Aachen. Einen neuen Geschäftsführer Sport hat Fußball-Regionalligist Alemannia Aachen Anfang Februar installiert, auch bei der kaufmännischen Leitung ist eine Änderung geplant. Nach Informationen unserer Zeitung wird der Ende Juni auslaufende Vertrag mit dem kaufmännischen Geschäftsführer Alexander Mronz nicht verlängert.

Ein Neuanfang ist geplant. Diesen Beschluss fasste der Aufsichtsrat am Montagabend mehrheitlich. Eine Bestätigung für die Personalie wollte Christian Steinborn, Sprecher des Gremiums, am Dienstag nicht geben. „Ich möchte zu dem Thema nichts sagen.“ Mronz selbst war am Dienstag und Montag in seinem Urlaubsdomizil nicht zu erreichen.

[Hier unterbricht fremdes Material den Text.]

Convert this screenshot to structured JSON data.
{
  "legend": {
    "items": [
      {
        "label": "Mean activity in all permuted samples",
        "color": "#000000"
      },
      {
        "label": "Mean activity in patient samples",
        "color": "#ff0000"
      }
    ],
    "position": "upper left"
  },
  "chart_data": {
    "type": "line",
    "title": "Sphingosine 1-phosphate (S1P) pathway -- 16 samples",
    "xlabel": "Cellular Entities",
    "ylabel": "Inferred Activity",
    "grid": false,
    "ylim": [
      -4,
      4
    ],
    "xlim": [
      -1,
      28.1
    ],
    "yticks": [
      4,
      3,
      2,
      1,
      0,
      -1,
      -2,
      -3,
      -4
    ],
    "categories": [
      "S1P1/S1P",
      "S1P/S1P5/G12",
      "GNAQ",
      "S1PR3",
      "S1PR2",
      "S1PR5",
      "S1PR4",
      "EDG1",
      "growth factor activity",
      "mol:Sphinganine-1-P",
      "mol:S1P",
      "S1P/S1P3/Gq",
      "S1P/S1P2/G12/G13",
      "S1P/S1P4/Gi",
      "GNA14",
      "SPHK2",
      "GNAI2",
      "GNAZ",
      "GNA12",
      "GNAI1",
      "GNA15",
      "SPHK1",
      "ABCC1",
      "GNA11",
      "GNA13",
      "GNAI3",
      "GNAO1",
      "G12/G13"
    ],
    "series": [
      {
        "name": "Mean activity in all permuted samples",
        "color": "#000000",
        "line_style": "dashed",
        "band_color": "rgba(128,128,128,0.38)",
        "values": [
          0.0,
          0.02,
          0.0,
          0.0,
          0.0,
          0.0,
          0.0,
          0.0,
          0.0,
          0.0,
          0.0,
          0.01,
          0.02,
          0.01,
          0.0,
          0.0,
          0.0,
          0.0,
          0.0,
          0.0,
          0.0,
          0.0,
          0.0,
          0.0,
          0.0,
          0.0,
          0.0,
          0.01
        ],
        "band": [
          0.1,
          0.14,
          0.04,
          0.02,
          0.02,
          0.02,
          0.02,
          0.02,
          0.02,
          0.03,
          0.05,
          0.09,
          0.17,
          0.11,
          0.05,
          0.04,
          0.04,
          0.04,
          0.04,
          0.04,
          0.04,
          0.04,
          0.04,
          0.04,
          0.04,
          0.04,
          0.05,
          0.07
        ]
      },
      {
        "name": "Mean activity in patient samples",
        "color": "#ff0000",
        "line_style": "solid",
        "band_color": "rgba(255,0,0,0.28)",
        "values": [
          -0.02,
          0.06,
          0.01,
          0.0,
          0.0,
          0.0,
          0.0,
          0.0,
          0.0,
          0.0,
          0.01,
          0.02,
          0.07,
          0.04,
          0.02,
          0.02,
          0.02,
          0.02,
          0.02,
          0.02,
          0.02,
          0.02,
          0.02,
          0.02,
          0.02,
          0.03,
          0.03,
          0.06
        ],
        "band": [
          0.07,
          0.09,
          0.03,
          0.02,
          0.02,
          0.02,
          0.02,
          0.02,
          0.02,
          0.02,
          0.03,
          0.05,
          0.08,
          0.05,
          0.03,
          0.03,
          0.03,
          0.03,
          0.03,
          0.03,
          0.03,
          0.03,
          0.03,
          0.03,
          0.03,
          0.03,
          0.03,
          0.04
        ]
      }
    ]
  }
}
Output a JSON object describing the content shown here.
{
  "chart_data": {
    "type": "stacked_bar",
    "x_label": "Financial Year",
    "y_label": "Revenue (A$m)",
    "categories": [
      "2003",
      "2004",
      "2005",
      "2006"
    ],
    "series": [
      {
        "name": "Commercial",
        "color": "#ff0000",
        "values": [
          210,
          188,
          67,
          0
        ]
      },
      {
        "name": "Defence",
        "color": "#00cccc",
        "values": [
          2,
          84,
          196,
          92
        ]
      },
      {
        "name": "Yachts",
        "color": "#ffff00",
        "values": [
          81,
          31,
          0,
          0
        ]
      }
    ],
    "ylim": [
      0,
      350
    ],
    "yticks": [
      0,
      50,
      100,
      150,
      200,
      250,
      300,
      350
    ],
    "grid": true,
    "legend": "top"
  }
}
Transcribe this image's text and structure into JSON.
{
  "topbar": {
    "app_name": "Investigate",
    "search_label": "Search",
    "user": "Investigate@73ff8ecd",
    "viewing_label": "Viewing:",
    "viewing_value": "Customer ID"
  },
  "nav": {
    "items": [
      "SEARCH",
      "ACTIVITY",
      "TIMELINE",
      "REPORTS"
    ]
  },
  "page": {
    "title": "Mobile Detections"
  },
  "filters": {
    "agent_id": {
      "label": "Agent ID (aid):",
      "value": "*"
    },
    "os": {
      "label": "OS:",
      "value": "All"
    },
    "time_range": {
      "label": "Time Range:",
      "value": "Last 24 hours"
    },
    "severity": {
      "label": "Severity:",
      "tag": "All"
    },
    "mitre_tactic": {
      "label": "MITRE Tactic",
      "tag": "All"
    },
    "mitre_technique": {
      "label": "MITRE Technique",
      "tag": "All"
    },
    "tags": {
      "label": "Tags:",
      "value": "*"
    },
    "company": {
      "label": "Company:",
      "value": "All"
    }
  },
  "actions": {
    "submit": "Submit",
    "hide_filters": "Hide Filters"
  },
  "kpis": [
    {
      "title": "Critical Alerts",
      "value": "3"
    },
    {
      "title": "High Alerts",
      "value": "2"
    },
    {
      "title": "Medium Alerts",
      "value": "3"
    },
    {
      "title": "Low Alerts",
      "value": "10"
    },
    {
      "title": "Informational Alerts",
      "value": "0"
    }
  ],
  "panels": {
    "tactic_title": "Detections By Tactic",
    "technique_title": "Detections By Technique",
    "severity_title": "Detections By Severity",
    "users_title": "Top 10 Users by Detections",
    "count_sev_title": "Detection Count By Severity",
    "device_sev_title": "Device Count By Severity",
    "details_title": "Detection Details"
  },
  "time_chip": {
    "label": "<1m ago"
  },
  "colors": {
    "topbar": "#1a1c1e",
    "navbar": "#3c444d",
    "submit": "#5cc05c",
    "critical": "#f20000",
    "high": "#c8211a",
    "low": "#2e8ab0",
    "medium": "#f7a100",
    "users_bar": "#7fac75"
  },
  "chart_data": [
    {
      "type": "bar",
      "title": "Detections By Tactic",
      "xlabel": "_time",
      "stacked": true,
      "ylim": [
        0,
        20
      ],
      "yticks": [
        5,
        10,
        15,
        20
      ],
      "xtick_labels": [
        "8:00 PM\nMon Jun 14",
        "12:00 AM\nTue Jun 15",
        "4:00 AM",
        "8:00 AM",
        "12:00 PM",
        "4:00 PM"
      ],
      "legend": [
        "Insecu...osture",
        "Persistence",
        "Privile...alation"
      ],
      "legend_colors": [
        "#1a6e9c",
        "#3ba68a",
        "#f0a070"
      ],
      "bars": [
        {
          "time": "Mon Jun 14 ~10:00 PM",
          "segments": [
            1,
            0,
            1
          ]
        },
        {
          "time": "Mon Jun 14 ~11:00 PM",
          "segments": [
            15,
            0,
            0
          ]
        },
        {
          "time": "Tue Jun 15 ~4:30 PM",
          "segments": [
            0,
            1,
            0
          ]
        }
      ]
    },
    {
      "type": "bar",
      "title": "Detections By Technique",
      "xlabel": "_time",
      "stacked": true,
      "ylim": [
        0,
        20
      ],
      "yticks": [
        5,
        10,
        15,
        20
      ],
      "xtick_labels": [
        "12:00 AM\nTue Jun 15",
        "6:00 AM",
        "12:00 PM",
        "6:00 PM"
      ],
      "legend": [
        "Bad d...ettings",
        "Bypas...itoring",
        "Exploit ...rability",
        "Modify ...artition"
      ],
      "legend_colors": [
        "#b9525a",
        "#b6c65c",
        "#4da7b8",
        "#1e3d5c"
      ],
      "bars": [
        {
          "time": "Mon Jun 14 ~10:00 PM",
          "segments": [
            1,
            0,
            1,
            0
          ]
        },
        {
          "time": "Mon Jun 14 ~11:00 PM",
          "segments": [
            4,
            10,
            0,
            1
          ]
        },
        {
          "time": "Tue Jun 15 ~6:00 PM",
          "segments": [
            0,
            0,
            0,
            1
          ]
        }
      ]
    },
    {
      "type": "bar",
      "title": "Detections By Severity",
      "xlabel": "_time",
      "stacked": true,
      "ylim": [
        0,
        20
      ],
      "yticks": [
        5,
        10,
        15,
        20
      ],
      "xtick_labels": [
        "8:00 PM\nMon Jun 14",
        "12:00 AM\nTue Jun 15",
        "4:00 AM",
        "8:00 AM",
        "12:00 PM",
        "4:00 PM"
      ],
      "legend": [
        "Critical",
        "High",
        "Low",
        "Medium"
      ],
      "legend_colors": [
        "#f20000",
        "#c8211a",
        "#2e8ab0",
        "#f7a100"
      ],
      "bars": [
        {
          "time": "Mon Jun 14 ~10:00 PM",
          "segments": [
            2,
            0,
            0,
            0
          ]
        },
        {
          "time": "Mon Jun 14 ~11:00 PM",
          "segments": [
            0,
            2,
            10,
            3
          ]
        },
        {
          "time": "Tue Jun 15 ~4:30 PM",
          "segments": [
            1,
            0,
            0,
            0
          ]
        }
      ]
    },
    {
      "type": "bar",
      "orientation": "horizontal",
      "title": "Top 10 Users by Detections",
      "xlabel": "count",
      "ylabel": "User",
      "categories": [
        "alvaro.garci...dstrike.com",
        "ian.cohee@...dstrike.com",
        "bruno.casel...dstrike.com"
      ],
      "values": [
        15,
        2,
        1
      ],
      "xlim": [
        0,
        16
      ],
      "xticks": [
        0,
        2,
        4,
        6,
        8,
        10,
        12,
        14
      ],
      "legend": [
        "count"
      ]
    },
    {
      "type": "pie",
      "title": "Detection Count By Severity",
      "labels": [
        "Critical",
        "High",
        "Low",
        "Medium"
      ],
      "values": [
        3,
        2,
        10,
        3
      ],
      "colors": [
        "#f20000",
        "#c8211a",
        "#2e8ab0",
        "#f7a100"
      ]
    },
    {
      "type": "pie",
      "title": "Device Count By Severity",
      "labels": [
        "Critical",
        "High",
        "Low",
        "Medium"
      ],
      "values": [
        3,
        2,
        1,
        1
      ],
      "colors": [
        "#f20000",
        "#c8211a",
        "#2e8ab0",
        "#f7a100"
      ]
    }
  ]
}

Der 50-Jährige hatte am Ende des Insolvenzverfahrens im letzten Frühjahr zunächst einen auf 100 Tage befristeten Arbeitsvertrag erhalten. Das Papier wurde im letzten Sommer nur für ein Jahr bis Ende Juni 2015 verlängert. Sowohl öffentlich als auch intern war er für einen Alleingang in die Kritik geraten, als er zu Saisonbeginn das Bannerverbot der „Karlsbande“ aufgehoben hatte. Aachens Polizeipräsident Dirk Weinspach kritisierte Mronz und sprach von „einem falschen Signal zum falschen Zeitpunkt“. Nachdem die „Bande“ auch bei den Auswärtsspielen bei Viktoria Köln und beim FC Wegberg-Beeck wieder auffällig wurde, erteilte Alemannia ihr ein Fahnenverbot. „Sie hat die Bewährungszeit nicht genutzt“, argumentierte Steinborn Anfang November 2014. Zugleich teilte er mit: „Eine Personaldiskussion um Geschäftsführer Alexander Mronz gibt es nicht.“

Intern gab es sie aber doch, denn der Geschäftsführer galt als zuweilen dann doch etwas schwierig. Schließlich gab es dann ein Casting für die Position, in das auch Mronz eingebunden war. Er war im Wettbewerb mit mehreren Herausforderern. Insofern dürfte die Absage für ihn keine große Überraschung sein. Ein junger Nachfolger ab dem 1. Juli soll bereits gefunden sein, auch dazu wollte Steinborn am Dienstag keine Stellung beziehen.